Hong Kong’s government has presented a budget for the upcoming financial year, which includes measures to support the economy’s speedy recovery. The financial secretary of the Hong Kong Special Administrative Region, Paul Chan, delivered the budget, predicting a visible rebound this year, with growth of 3.5% to 5.5% for the year as a whole. Chan expects private consumption to increase as economic sentiment improves in tandem with the revival of economic activities domestically, as well as the rapid return of Hong Kong’s exchanges with the mainland and the world to normalcy.
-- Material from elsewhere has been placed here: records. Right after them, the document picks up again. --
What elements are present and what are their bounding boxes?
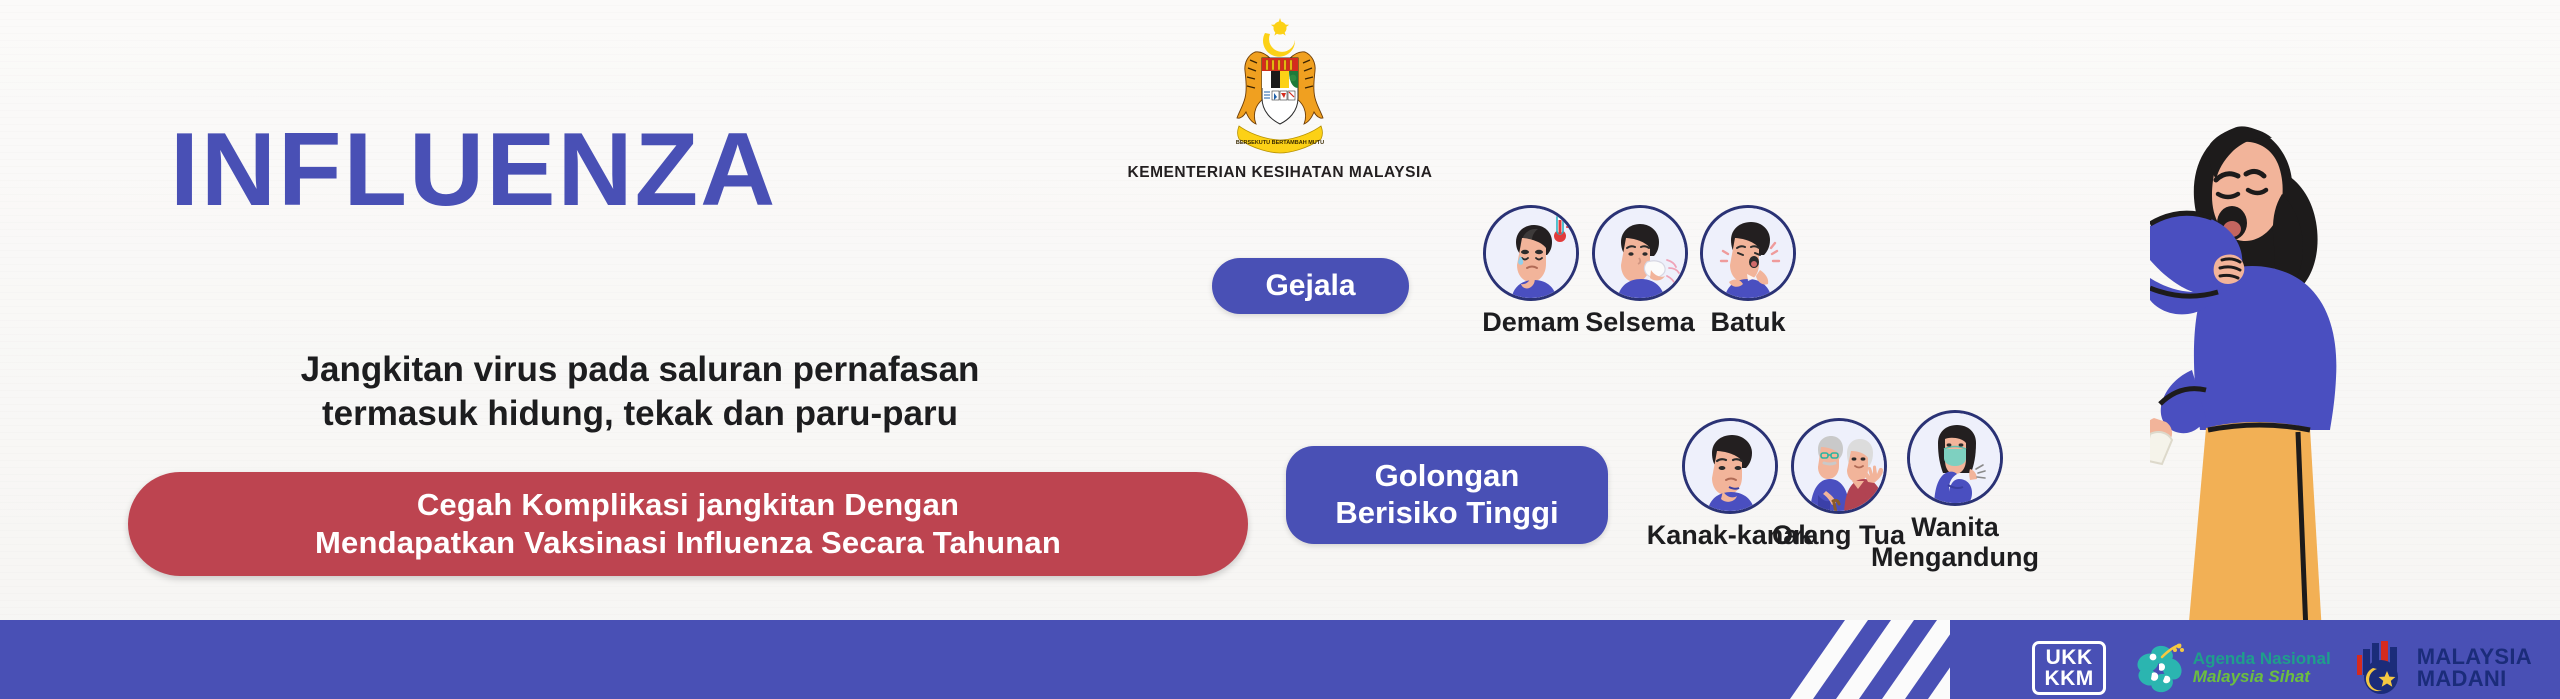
high-risk-section-pill: Golongan Berisiko Tinggi bbox=[1286, 446, 1608, 544]
callout-line-2: Mendapatkan Vaksinasi Influenza Secara T… bbox=[315, 524, 1061, 562]
agenda-nasional-malaysia-sihat-logo: Agenda Nasional Malaysia Sihat bbox=[2132, 641, 2331, 695]
footer-diagonal-stripes bbox=[1640, 620, 1950, 699]
subtitle-line-1: Jangkitan virus pada saluran pernafasan bbox=[135, 348, 1145, 392]
malaysia-coat-of-arms-icon: BERSEKUTU BERTAMBAH MUTU bbox=[1221, 8, 1339, 160]
madani-crescent-buildings-icon bbox=[2357, 641, 2409, 695]
ukk-kkm-logo: UKK KKM bbox=[2032, 641, 2105, 695]
influenza-awareness-banner: BERSEKUTU BERTAMBAH MUTU KEMENTERIAN KES… bbox=[0, 0, 2560, 699]
subtitle: Jangkitan virus pada saluran pernafasan … bbox=[135, 348, 1145, 436]
agenda-nasional-line-1: Agenda Nasional bbox=[2193, 650, 2331, 668]
malaysia-madani-line-1: MALAYSIA bbox=[2417, 646, 2532, 668]
ministry-header: BERSEKUTU BERTAMBAH MUTU KEMENTERIAN KES… bbox=[1080, 8, 1480, 182]
risk-label-wanita-line-2: Mengandung bbox=[1865, 543, 2045, 573]
hibiscus-flower-icon bbox=[2132, 641, 2186, 695]
risk-item-wanita-mengandung: Wanita Mengandung bbox=[1865, 410, 2045, 572]
malaysia-madani-logo: MALAYSIA MADANI bbox=[2357, 641, 2532, 695]
symptom-label-batuk: Batuk bbox=[1668, 308, 1828, 338]
woman-coughing-into-elbow-illustration bbox=[2150, 88, 2560, 633]
high-risk-pill-label-line-1: Golongan bbox=[1375, 458, 1520, 495]
subtitle-line-2: termasuk hidung, tekak dan paru-paru bbox=[135, 392, 1145, 436]
footer-logos: UKK KKM bbox=[2032, 641, 2532, 695]
vaccination-callout-banner: Cegah Komplikasi jangkitan Dengan Mendap… bbox=[128, 472, 1248, 576]
ministry-name: KEMENTERIAN KESIHATAN MALAYSIA bbox=[1080, 164, 1480, 182]
symptoms-section-pill: Gejala bbox=[1212, 258, 1409, 314]
risk-label-wanita-mengandung: Wanita Mengandung bbox=[1865, 513, 2045, 572]
malaysia-madani-line-2: MADANI bbox=[2417, 668, 2532, 690]
high-risk-pill-label-line-2: Berisiko Tinggi bbox=[1335, 495, 1558, 532]
agenda-nasional-line-2: Malaysia Sihat bbox=[2193, 668, 2331, 686]
coughing-person-icon bbox=[1700, 205, 1796, 301]
callout-line-1: Cegah Komplikasi jangkitan Dengan bbox=[417, 486, 959, 524]
symptom-item-batuk: Batuk bbox=[1668, 205, 1828, 338]
crest-motto-text: BERSEKUTU BERTAMBAH MUTU bbox=[1236, 140, 1324, 146]
pregnant-woman-vaccine-icon bbox=[1907, 410, 2003, 506]
risk-label-wanita-line-1: Wanita bbox=[1865, 513, 2045, 543]
ukk-kkm-line-1: UKK bbox=[2044, 647, 2093, 668]
symptoms-pill-label: Gejala bbox=[1265, 268, 1355, 303]
page-title: INFLUENZA bbox=[170, 118, 777, 222]
ukk-kkm-line-2: KKM bbox=[2044, 668, 2093, 689]
footer-bar: UKK KKM bbox=[0, 620, 2560, 699]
The Hong Kong economy contracted by 3.5% year-on-year in 2022 amid both external and domestic headwinds, while the underlying inflation rate remained moderate at 1.7% last year. Chan forecasted that the underlying inflation rate and the headline inflation rate will rise to 2.5% and 2.9% respectively this year, taking into account domestic cost pressures alongside the economic recovery.
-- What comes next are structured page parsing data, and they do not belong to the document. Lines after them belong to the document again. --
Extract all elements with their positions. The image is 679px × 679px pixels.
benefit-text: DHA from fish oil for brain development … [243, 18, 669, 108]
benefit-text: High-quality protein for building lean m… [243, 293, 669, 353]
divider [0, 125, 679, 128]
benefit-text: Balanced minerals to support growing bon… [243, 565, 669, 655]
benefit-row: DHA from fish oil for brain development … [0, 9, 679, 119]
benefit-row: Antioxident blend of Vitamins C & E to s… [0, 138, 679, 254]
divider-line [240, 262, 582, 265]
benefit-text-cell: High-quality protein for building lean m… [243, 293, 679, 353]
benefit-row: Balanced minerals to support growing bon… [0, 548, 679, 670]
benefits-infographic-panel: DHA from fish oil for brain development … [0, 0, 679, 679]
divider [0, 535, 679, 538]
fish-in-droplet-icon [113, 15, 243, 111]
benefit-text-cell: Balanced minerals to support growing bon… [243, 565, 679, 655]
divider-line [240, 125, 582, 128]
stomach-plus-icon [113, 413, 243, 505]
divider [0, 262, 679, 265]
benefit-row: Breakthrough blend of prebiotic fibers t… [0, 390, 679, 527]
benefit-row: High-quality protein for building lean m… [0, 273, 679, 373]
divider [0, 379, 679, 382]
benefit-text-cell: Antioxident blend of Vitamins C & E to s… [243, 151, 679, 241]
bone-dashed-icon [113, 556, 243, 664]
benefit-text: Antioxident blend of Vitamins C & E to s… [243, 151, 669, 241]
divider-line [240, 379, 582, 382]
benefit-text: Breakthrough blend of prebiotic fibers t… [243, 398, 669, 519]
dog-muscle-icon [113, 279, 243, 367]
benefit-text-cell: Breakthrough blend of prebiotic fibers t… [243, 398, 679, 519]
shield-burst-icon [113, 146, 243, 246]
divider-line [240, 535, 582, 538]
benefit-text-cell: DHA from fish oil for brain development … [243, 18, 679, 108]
The HKSAR will take a “moderately liberal” fiscal stance in the new financial year, leading to a deficit budget, with over 80% of the resources involved for the budget initiatives benefiting the general public and small and medium-sized enterprises. The HKSAR government has been adopting an expansionary fiscal policy during the COVID-19 pandemic, accumulating a “fairly high” fiscal deficit over the past three years.
Chan proposed targeted measures to support people and enterprises, including the issuance of electronic consumption vouchers of 5,000 Hong Kong dollars (about $637), tax cuts for companies to ease their operating pressure, and one-off relief measures to alleviate the economic pressure on the public. He also earmarked 100 million Hong Kong dollars for attracting more mega events with significant visitor appeal and tourism promotional effect to be staged in Hong Kong.
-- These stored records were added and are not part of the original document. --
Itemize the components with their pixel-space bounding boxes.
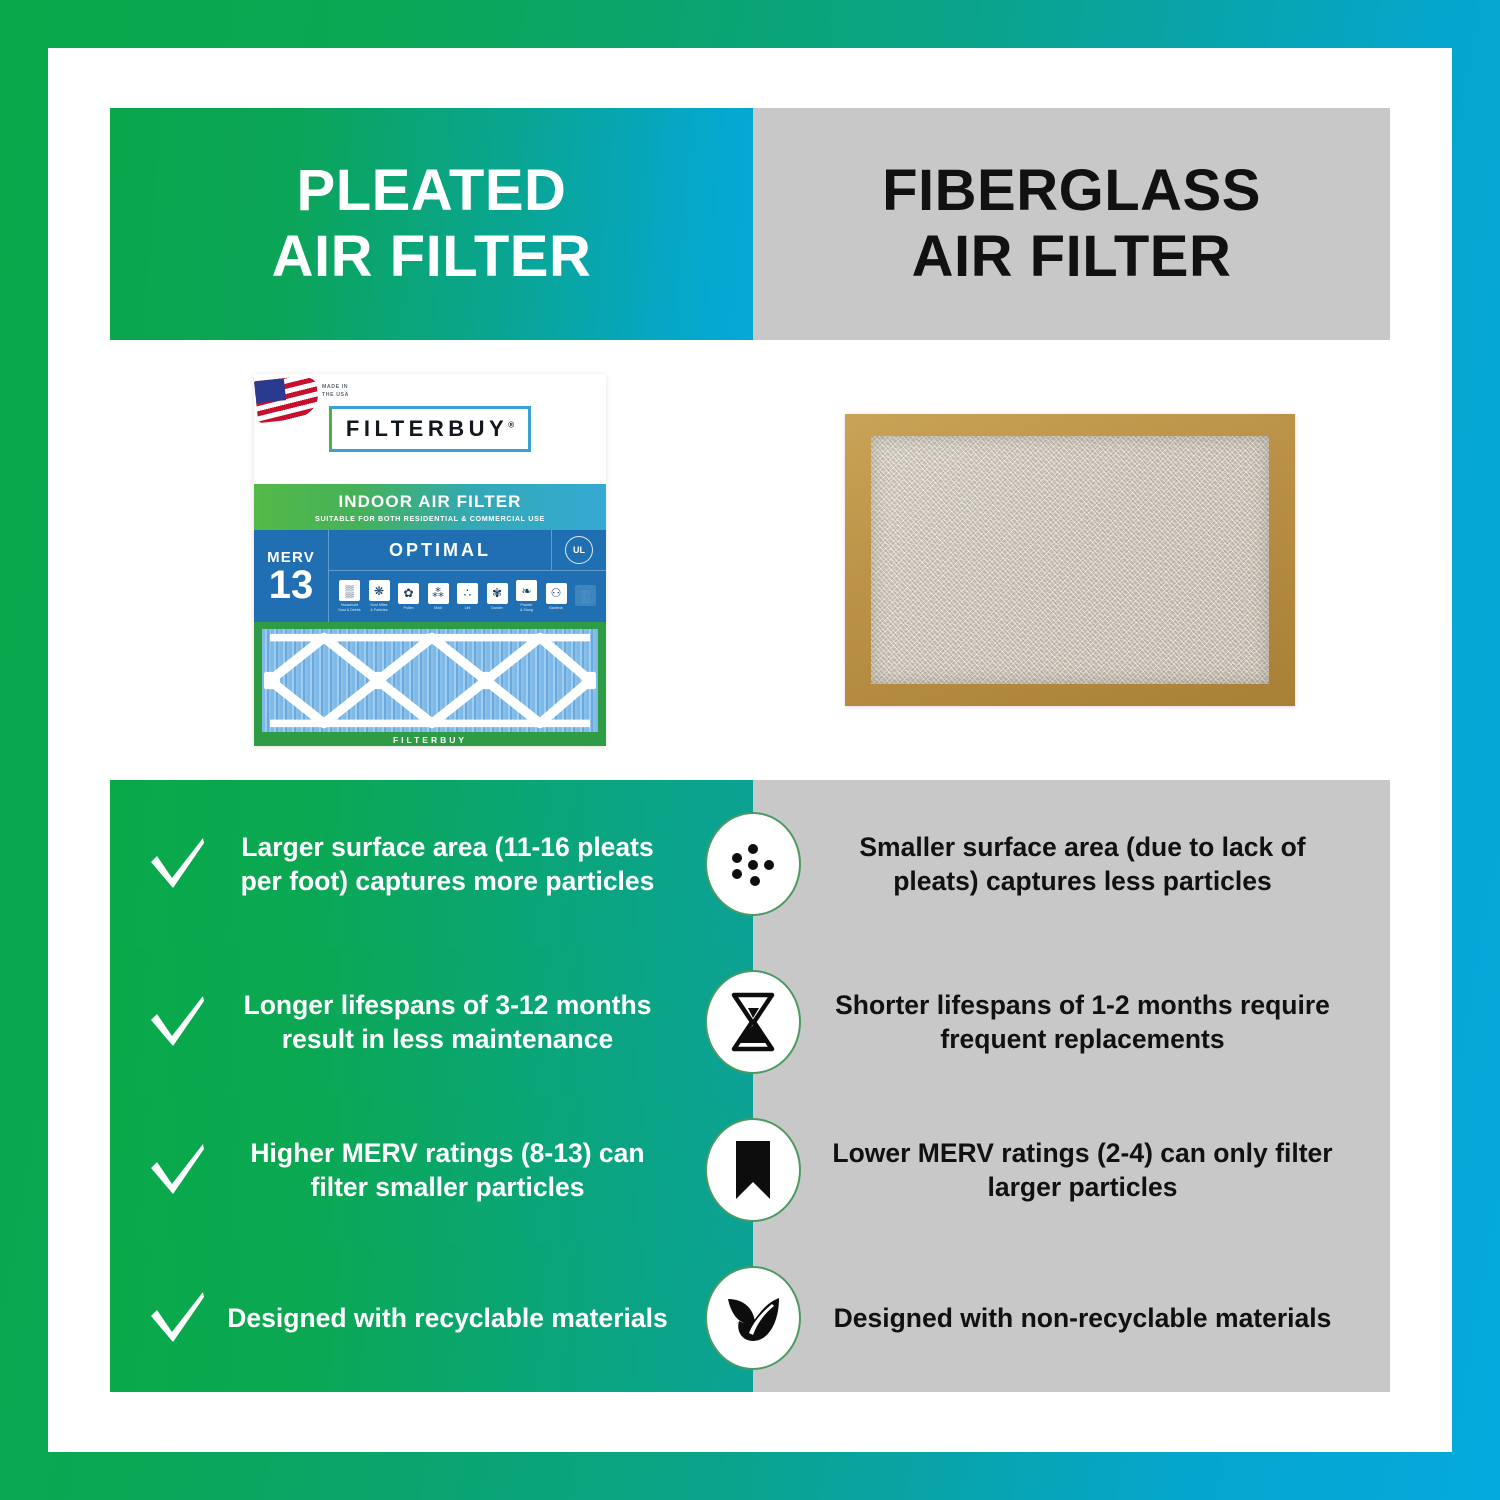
check-icon [132,1142,224,1198]
bookmark-icon [705,1118,801,1222]
filterbuy-logo-text: FILTERBUY® [346,416,514,441]
usa-flag-icon [254,375,320,423]
dander-icon: ✾ Dander [483,583,511,611]
pleated-band-title: INDOOR AIR FILTER [338,492,521,512]
dander-glyph: ✾ [487,583,508,604]
row3-fiberglass-text: Lower MERV ratings (2-4) can only filter… [831,1136,1334,1205]
lint-caption: Lint [465,606,471,611]
product-image-band: MADE IN THE USA FILTERBUY® INDOOR AIR FI… [110,340,1390,780]
white-card: PLEATED AIR FILTER FIBERGLASS AIR FILTER… [48,48,1452,1452]
fiberglass-filter-image [845,414,1295,706]
row3-pleated-text: Higher MERV ratings (8-13) can filter sm… [224,1136,727,1205]
check-icon [132,1290,224,1346]
header-fiberglass: FIBERGLASS AIR FILTER [753,108,1390,340]
feature-icon-row: ▒ Household Dust & Debris ❋ Dust Mites &… [329,571,606,622]
check-icon [132,994,224,1050]
pleated-spec-right: OPTIMAL UL ▒ Household Dust & Debris [329,530,606,622]
row1-pleated-cell: Larger surface area (11-16 pleats per fo… [110,780,753,948]
household-dust-caption: Household Dust & Debris [338,603,360,613]
row3-pleated-cell: Higher MERV ratings (8-13) can filter sm… [110,1096,753,1244]
row3-fiberglass-cell: Lower MERV ratings (2-4) can only filter… [753,1096,1390,1244]
bacteria-glyph: ⚇ [546,583,567,604]
filterbuy-logo: FILTERBUY® [329,406,531,452]
pleated-spec-panel: MERV 13 OPTIMAL UL [254,530,606,622]
table-row: Larger surface area (11-16 pleats per fo… [110,780,1390,948]
row4-pleated-text: Designed with recyclable materials [224,1301,727,1335]
check-icon [132,836,224,892]
pleated-band-subtitle: SUITABLE FOR BOTH RESIDENTIAL & COMMERCI… [315,514,545,523]
dander-caption: Dander [491,606,503,611]
pollen-glyph: ✿ [398,583,419,604]
table-row: Designed with recyclable materials Desig… [110,1244,1390,1392]
fiberglass-mesh-texture [871,436,1269,684]
pleat-texture [262,629,598,732]
extra-tile-icon: ░ [572,585,600,608]
lint-glyph: ∴ [457,583,478,604]
row4-pleated-cell: Designed with recyclable materials [110,1244,753,1392]
comparison-table: Larger surface area (11-16 pleats per fo… [110,780,1390,1392]
header-fiberglass-title: FIBERGLASS AIR FILTER [882,158,1261,289]
pleated-band: INDOOR AIR FILTER SUITABLE FOR BOTH RESI… [254,484,606,530]
pollen-caption: Pollen [404,606,414,611]
ul-cert-area: UL [551,530,606,570]
fiberglass-product-cell [750,340,1390,780]
infographic-poster: PLEATED AIR FILTER FIBERGLASS AIR FILTER… [0,0,1500,1500]
lint-icon: ∴ Lint [454,583,482,611]
bacteria-caption: Bacteria [549,606,562,611]
dust-mites-icon: ❋ Dust Mites & Particles [365,580,393,613]
dust-mites-caption: Dust Mites & Particles [370,603,387,613]
household-dust-icon: ▒ Household Dust & Debris [336,580,364,613]
table-row: Higher MERV ratings (8-13) can filter sm… [110,1096,1390,1244]
header-row: PLEATED AIR FILTER FIBERGLASS AIR FILTER [110,108,1390,340]
pleat-media-area: FILTERBUY [254,622,606,746]
household-dust-glyph: ▒ [339,580,360,601]
row2-pleated-text: Longer lifespans of 3-12 months result i… [224,988,727,1057]
row4-fiberglass-cell: Designed with non-recyclable materials [753,1244,1390,1392]
smog-caption: Powder & Smog [520,603,533,613]
mold-glyph: ⁂ [428,583,449,604]
row1-pleated-text: Larger surface area (11-16 pleats per fo… [224,830,727,899]
particles-icon [705,812,801,916]
support-grid-icon [262,629,598,732]
leaf-icon [705,1266,801,1370]
row2-fiberglass-text: Shorter lifespans of 1-2 months require … [831,988,1334,1057]
grade-label: OPTIMAL [329,540,551,561]
pleated-logo-area: MADE IN THE USA FILTERBUY® [254,374,606,484]
row2-fiberglass-cell: Shorter lifespans of 1-2 months require … [753,948,1390,1096]
header-pleated: PLEATED AIR FILTER [110,108,753,340]
header-pleated-title: PLEATED AIR FILTER [272,158,592,289]
pollen-icon: ✿ Pollen [395,583,423,611]
grade-row: OPTIMAL UL [329,530,606,571]
pleated-filter-image: MADE IN THE USA FILTERBUY® INDOOR AIR FI… [254,374,606,746]
row1-fiberglass-text: Smaller surface area (due to lack of ple… [831,830,1334,899]
merv-value: 13 [269,566,314,604]
merv-block: MERV 13 [254,530,329,622]
bacteria-icon: ⚇ Bacteria [542,583,570,611]
row1-fiberglass-cell: Smaller surface area (due to lack of ple… [753,780,1390,948]
dust-mites-glyph: ❋ [369,580,390,601]
extra-tile-glyph: ░ [575,585,596,606]
row4-fiberglass-text: Designed with non-recyclable materials [834,1301,1332,1335]
ul-cert-icon: UL [565,536,593,564]
hourglass-icon [705,970,801,1074]
pleated-bottom-brand: FILTERBUY [254,735,606,745]
smog-glyph: ❧ [516,580,537,601]
smog-icon: ❧ Powder & Smog [513,580,541,613]
made-in-usa-label: MADE IN THE USA [322,384,349,400]
table-row: Longer lifespans of 3-12 months result i… [110,948,1390,1096]
pleated-product-cell: MADE IN THE USA FILTERBUY® INDOOR AIR FI… [110,340,750,780]
row2-pleated-cell: Longer lifespans of 3-12 months result i… [110,948,753,1096]
mold-icon: ⁂ Mold [424,583,452,611]
mold-caption: Mold [434,606,442,611]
Despite heavy fiscal deficits, Chan said the HKSAR will continue to adhere to the principles of exercising fiscal prudence, containing the growth of government expenditure, and exploring various ways to increase revenue. He proposed that the rate of profits tax and salaries tax should remain unchanged this year, while imposing an annual special football betting duty of 2.4 billion Hong Kong dollars on the Hong Kong Jockey Club under the Betting Duty Ordinance for five years starting from 2023-24, while the current betting duty rates remain unchanged.